A dirty cop. Dave glanced away. “I can’t change what I did. The only thing I can do now is try to make amends. But I can’t do that without your help.”

Titus was silent for a moment. “I’m ten months shy of having my thirty years in. You’re asking me to get involved in something that could mess up my pension. That’s all me and Addie got to live on in our old age. We were born dirt poor and that ain’t the way I want us to die.”

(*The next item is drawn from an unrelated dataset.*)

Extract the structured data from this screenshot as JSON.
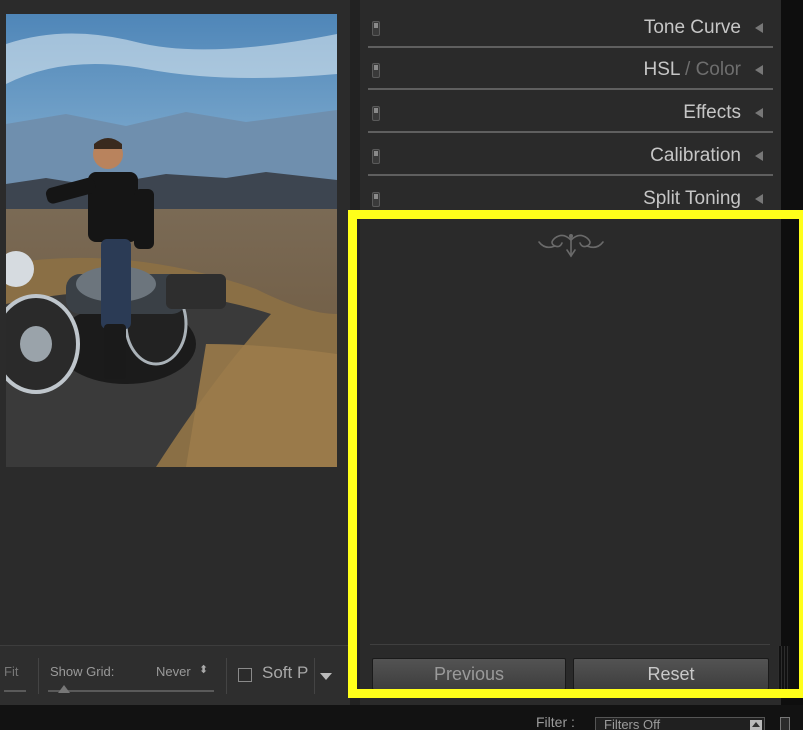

“I swear your name won’t come into it. All I need is someone to help with the surveillance. As soon as I make some phone calls, I figure the rats will start crawling out of the sewers. I need you to keep an eye on Nettle. Tell me where he goes and who he sees. That’s it.”

Titus gazed off toward the fence. “You knew I’d do it when you came here, so I figure there ain’t no use in drawing this thing out. But I want you to be straight with me about your motives, and for once in your life, you need to be honest with yourself. Justice for a dead woman’s family is all well and good, but that ain’t why you’re doing this. You lost your little girl, and then your wife walked out on you. That’s a big dose of grief for any man to swallow, but for the past seven years, you numbed it with Jack Daniel’s. Now that you’re sober, all that guilt is rising back up from wherever you had it buried.”